Sidewalk Cafes and Other Ways The Pandemic Made City Accessibility Worse
March 1, 2023
Nickole Cheron
I’m a bit of a broken record at work, always saying “representation matters.” I work in government and there is no logical way you can govern a geographic area without your workforce being representative of your population’s diversity. This mantra holds true especially when you talk about the built environment. When you don’t have people with mobility disabilities or blindness at the table affecting decision-making, you are going to fail at making a city’s built environment compliant with Title II of the ADA. I’ve been a chair user all my life due to a neuromuscular disease. In my city and around the country, the pandemic created some unique and difficult challenges that have had dramatic impacts on accessibility. Here are some of the ways we failed during COVID-19:
Sidewalk and street cafes: We had street cafes long before the pandemic, and they have always been an impediment to the right of way. You know what I mean: A restaurant chooses to put picnic tables on the sidewalk instead of tables that are smaller and lighter with removable chairs. COVID made this situation even worse because the city allowed restaurants to build seating in the street, often at the cost of accessible parking. If anyone had consulted me, the ADA Title II manager, I would’ve told them anything that a restaurant built could not be on a platform raised higher than the sidewalk, or if they did, it would need to have a ramp, and that any gating around the seating needed to be movable. Thanks to some diligent disabled citizens complaining, I was able to get the department to reissue guidance that explained their ADA obligations, as well as guidance around choosing accessible seating. #NoMorePicnicTables
We had street cafes long before the pandemic, and they have always been an impediment to the right of way. COVID made this situation even worse.
Camping in the right of way: As if our right of way wasn’t compromised enough, my city decided to help combat the huge increase in houseless-ness by allowing people to tent-camp on the sidewalk. The ordinance made it clear that campers needed to protect the right of way, but when you’re houseless and it’s a pandemic, you tend not to read ordinances. In my mind, this was not a black-and-white issue. Removing the camps might sound like a solution, but that would affect people with disabilities too — 80% of people living on the street are disabled. It’s terrible navigating a situation that impacts people with disabilities on both sides. I proposed a solution to clearly mark the sidewalk with barriers to preserve the right of way, but before it got traction, the city received a lawsuit from a group of wheelchair users and subsequently lifted the camping ordinance.

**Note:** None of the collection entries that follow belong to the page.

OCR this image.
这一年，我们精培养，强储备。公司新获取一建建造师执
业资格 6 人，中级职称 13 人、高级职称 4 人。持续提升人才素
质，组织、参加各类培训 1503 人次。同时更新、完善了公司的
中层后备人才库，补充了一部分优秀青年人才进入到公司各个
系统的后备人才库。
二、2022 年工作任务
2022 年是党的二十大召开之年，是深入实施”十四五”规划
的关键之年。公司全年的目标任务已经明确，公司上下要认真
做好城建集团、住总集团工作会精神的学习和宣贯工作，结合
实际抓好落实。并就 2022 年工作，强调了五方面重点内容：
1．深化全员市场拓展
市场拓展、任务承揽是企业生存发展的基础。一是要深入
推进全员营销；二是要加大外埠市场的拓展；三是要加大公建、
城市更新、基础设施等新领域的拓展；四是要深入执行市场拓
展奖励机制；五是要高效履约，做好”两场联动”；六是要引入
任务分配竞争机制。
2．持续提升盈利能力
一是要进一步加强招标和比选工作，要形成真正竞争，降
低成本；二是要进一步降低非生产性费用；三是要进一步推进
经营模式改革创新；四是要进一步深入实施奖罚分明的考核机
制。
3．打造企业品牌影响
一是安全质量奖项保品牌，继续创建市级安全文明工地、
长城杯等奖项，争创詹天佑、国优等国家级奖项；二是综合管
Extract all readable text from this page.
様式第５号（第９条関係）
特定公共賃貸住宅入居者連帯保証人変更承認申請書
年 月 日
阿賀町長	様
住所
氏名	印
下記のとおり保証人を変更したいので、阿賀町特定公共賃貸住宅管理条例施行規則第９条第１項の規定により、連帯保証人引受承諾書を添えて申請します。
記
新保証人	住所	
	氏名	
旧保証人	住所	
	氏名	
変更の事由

You might be wondering why I couldn’t do more with such a fancy title, but the truth is most of my work is reactive. I get called in when the problems come to the surface after implementation. If we had more people working in our department of transportation, or any other department, the work of compliance and equity could be proactive, with people with disabilities at the table from the beginning.
It is still unclear what the long-term impact of the issues around camping and sidewalk cafes will be. What is clear is if the community of people with disabilities does not push back on cities, either through making official complaints, suing or working in government, these issues will continue. The people who fought the systemic injustice of ableism proclaimed “nothing about us without us.” That sentiment needs to be moving beyond just public involvement. We must demand government hire people with lived experience most impacted by inaccessibility in the built environment.